You get points based on the difference in how much of a Thing (chieftains, whiskey, and special locations) you have more than the person with the least.
So if you focus only on Whiskey and Distilleries, for example, then you're going to be giving away points to everyone else who has been collecting other stuff.
In the end, you actually lose significant points if you have too many tiles more than the guy with the least, which is a nice balancing factor.
The turn-order, which allows you to have an imbalance of tile numbers, is based on your meeples walking around in a perpetual circle.
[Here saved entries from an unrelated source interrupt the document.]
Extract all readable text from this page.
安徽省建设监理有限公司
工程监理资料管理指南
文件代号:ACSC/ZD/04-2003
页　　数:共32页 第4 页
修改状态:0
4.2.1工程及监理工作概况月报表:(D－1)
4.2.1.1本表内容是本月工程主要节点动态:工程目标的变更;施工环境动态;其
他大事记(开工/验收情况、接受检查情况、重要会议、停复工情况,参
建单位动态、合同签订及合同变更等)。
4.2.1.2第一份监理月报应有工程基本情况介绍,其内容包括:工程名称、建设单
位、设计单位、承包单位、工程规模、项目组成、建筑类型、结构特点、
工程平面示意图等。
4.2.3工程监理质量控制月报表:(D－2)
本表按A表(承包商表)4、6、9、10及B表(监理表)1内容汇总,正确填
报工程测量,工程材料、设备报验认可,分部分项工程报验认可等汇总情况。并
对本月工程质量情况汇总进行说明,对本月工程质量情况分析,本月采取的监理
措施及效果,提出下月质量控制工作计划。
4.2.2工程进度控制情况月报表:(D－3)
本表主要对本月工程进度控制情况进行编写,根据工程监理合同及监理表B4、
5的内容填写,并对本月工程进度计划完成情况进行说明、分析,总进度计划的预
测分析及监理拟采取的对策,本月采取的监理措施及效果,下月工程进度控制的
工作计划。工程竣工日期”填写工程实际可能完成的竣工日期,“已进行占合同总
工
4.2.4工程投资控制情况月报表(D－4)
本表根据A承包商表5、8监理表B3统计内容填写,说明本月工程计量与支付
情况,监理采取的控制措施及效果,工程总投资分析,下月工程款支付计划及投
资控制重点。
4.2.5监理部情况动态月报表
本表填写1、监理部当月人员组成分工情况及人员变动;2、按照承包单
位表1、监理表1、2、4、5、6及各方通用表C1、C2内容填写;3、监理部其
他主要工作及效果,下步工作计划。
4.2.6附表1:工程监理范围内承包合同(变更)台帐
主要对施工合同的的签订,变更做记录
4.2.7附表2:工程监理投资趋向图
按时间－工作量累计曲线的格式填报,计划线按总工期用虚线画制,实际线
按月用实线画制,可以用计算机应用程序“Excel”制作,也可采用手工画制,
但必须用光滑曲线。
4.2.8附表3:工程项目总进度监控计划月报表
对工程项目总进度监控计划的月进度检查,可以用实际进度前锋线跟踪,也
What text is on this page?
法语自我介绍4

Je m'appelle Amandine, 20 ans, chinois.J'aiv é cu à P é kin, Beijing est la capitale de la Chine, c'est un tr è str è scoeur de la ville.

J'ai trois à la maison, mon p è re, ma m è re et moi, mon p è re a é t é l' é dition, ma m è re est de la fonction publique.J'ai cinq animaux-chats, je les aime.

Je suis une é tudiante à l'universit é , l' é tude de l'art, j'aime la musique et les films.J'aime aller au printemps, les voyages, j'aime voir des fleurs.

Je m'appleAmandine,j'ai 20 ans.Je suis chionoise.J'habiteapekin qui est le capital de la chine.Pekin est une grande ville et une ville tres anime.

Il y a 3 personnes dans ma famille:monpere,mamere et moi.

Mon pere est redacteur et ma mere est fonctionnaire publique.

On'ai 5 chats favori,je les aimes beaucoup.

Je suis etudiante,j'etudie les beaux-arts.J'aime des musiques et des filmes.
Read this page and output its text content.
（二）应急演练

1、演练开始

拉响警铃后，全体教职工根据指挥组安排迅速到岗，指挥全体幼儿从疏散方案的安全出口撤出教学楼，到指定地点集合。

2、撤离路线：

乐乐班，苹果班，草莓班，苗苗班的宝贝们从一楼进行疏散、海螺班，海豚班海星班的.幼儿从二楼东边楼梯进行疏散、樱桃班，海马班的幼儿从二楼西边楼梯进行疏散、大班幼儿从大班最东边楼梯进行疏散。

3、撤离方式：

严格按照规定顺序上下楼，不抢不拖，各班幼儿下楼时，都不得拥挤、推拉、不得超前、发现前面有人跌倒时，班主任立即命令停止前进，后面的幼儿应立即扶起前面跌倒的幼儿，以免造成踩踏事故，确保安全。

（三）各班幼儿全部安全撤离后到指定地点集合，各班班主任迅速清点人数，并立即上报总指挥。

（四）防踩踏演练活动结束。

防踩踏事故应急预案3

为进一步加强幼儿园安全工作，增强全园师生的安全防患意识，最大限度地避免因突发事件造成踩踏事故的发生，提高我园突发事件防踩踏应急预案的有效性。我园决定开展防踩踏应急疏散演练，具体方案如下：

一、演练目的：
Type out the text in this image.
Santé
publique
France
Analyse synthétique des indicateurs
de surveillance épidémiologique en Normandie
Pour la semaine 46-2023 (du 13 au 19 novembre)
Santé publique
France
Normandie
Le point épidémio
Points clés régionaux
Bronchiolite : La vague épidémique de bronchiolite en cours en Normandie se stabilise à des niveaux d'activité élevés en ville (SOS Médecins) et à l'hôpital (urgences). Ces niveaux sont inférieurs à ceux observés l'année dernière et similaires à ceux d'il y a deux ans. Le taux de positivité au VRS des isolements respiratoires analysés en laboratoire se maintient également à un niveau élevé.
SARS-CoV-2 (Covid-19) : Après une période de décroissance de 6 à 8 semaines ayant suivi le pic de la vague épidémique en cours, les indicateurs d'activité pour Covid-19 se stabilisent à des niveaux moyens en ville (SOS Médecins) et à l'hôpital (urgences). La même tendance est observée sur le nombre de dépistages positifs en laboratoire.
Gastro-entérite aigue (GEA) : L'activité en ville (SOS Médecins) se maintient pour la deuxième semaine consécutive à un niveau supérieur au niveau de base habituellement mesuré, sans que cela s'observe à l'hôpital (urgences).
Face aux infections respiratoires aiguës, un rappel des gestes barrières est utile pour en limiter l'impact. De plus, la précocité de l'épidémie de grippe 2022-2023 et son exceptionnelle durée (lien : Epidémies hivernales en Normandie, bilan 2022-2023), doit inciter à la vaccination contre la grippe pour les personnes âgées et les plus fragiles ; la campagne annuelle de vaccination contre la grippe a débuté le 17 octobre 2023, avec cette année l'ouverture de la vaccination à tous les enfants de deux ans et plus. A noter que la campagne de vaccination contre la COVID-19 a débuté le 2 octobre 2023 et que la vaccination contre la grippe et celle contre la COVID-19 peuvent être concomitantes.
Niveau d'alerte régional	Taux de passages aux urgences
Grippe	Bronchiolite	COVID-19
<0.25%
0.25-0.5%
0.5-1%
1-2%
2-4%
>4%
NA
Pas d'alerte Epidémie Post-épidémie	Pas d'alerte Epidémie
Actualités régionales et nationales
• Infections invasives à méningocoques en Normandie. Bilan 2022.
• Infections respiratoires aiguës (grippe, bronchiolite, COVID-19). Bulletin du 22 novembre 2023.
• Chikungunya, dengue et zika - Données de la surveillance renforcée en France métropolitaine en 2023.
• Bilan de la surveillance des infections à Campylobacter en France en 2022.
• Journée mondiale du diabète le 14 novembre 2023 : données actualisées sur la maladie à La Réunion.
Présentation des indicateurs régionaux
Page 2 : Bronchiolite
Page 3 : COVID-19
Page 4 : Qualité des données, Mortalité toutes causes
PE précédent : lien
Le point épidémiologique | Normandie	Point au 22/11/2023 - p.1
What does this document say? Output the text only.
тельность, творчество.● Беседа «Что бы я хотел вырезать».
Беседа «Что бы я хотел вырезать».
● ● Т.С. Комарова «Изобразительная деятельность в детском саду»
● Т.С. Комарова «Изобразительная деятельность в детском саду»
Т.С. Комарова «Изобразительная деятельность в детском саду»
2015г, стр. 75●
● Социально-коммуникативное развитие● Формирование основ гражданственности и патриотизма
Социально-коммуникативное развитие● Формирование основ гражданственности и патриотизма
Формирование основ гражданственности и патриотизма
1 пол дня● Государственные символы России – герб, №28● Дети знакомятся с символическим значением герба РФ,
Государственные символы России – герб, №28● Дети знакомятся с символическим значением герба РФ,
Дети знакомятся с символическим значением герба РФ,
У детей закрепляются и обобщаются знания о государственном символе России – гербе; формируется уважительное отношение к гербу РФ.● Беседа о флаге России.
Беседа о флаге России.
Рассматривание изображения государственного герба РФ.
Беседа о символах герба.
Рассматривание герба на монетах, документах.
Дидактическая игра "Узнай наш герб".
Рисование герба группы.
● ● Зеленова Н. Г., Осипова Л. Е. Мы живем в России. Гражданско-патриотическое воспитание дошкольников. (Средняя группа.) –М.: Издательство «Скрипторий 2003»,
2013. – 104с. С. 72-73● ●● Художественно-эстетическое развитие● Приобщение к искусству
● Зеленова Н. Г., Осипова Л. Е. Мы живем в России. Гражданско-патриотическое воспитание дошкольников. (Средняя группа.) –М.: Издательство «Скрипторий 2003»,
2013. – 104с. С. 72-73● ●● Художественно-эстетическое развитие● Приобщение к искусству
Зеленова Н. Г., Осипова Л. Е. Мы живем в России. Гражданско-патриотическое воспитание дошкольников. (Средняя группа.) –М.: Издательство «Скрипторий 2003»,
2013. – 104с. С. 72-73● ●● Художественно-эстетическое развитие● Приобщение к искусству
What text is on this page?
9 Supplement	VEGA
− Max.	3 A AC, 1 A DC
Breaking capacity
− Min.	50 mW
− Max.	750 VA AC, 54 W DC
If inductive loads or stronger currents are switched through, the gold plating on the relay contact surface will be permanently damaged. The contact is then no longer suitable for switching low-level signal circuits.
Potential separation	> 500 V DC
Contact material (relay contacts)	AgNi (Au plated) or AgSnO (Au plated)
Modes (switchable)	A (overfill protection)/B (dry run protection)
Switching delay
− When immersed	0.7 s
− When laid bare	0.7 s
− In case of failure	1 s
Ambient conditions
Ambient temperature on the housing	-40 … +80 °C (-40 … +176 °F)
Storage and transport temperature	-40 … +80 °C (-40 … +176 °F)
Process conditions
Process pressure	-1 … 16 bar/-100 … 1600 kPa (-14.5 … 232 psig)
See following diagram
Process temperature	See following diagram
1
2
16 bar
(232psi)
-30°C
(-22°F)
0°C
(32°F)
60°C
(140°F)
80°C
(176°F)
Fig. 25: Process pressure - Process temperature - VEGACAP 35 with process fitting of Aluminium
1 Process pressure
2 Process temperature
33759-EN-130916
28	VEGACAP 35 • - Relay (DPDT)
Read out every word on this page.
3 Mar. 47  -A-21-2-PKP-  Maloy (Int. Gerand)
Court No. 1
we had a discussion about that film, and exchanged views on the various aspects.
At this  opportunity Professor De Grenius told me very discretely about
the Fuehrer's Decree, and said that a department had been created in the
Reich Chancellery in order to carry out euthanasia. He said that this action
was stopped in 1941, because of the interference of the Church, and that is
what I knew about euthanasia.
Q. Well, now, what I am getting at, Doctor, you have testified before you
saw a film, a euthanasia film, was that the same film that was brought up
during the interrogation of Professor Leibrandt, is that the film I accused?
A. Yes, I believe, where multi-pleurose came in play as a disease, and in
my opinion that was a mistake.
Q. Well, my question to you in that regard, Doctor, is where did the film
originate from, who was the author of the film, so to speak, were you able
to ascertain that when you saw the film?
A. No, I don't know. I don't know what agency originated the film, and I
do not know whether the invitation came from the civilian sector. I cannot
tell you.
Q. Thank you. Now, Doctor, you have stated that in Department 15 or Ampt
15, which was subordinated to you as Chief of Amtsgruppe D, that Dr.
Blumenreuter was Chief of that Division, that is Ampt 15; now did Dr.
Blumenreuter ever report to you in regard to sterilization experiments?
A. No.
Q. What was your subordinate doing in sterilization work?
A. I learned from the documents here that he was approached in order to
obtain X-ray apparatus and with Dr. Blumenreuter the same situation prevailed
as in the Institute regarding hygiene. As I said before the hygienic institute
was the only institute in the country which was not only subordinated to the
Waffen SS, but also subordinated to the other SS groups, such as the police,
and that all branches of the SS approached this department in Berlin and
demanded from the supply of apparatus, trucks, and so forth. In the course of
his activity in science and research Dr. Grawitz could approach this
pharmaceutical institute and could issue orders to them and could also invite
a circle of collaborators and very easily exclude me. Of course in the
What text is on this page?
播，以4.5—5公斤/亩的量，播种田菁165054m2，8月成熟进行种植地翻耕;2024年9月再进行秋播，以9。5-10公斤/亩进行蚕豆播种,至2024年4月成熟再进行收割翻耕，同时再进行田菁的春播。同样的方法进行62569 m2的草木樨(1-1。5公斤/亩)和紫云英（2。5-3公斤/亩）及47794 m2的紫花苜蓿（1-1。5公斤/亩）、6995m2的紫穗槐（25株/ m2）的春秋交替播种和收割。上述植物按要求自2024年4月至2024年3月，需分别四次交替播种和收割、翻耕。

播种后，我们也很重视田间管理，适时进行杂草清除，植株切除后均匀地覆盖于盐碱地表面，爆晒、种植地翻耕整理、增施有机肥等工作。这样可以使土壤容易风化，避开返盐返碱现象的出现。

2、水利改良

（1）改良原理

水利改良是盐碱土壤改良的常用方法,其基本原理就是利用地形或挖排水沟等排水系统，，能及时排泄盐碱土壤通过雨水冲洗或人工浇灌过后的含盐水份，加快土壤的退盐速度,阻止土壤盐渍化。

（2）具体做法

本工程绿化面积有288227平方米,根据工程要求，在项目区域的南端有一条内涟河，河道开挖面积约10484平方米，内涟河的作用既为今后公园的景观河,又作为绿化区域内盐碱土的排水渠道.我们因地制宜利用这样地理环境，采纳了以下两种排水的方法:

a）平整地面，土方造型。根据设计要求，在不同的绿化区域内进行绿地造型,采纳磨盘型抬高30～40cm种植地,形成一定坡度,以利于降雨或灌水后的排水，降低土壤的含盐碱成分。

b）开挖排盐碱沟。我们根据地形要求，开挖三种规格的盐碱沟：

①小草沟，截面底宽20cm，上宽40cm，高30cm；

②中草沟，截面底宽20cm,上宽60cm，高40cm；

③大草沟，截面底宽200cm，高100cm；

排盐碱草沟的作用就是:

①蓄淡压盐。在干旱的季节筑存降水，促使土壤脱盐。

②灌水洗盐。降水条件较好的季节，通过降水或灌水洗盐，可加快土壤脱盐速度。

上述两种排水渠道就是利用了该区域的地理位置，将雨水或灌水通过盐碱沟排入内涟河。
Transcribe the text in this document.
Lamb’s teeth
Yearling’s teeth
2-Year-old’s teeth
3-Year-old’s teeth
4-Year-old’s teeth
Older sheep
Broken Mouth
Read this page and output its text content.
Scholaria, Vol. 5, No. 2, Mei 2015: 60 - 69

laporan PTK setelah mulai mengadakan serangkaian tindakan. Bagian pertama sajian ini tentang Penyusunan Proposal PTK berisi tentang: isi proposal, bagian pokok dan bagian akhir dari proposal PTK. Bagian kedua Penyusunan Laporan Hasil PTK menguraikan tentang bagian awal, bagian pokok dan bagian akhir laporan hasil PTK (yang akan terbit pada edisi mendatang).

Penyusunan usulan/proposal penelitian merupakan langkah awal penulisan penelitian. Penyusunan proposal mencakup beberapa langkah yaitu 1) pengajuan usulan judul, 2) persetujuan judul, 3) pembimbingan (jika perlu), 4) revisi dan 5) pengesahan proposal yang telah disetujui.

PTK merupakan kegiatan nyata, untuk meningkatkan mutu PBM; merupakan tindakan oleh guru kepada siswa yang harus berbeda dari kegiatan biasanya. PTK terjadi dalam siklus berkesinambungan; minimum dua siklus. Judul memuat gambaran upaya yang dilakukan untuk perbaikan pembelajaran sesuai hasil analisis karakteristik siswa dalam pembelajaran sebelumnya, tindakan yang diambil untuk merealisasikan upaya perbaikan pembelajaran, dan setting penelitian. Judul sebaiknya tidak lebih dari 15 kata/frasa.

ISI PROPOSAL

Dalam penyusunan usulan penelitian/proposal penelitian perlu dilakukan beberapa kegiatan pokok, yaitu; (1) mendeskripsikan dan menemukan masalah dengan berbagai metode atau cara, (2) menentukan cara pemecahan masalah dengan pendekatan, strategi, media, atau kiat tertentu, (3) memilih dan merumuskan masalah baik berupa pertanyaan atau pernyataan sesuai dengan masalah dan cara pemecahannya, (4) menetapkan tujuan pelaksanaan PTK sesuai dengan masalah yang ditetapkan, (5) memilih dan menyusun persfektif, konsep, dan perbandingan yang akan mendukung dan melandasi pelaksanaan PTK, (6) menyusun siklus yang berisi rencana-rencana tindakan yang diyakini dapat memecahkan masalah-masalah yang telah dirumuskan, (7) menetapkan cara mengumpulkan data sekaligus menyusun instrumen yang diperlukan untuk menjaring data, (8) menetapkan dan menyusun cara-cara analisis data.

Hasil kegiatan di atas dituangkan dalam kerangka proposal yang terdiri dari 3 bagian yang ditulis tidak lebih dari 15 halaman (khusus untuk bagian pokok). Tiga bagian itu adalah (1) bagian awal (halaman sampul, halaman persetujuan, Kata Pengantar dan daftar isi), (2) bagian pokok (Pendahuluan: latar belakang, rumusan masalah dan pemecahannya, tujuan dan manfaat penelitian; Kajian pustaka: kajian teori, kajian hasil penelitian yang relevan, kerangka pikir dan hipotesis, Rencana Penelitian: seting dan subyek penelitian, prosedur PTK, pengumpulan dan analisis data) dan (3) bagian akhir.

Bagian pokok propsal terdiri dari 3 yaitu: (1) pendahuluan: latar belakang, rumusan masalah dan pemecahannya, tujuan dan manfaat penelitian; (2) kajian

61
Really, it's easier (for me) to visualize it as one of those cartoon escape sequences, where the characters are constantly running and the path behind them is crumbling away...
The person at the end of the line gets to take a turn (pick up and activate tiles). If they're still at the end of the line, they get another turn, etc. If you jump too far ahead for a good tile, you'll be waiting around for your next turn. But if you take too many baby steps, those tiles had better net you more than 3 points each in the end.
I really like how it all fits together, and looking forward to playing it again. It even has built-in mechanics for playing with 2 players (a die that randomly eats tiles), although I'm not sure how well that plays. Worth a shot.
Glen More gets a GRRRRR on my arbitrary Ossian scale.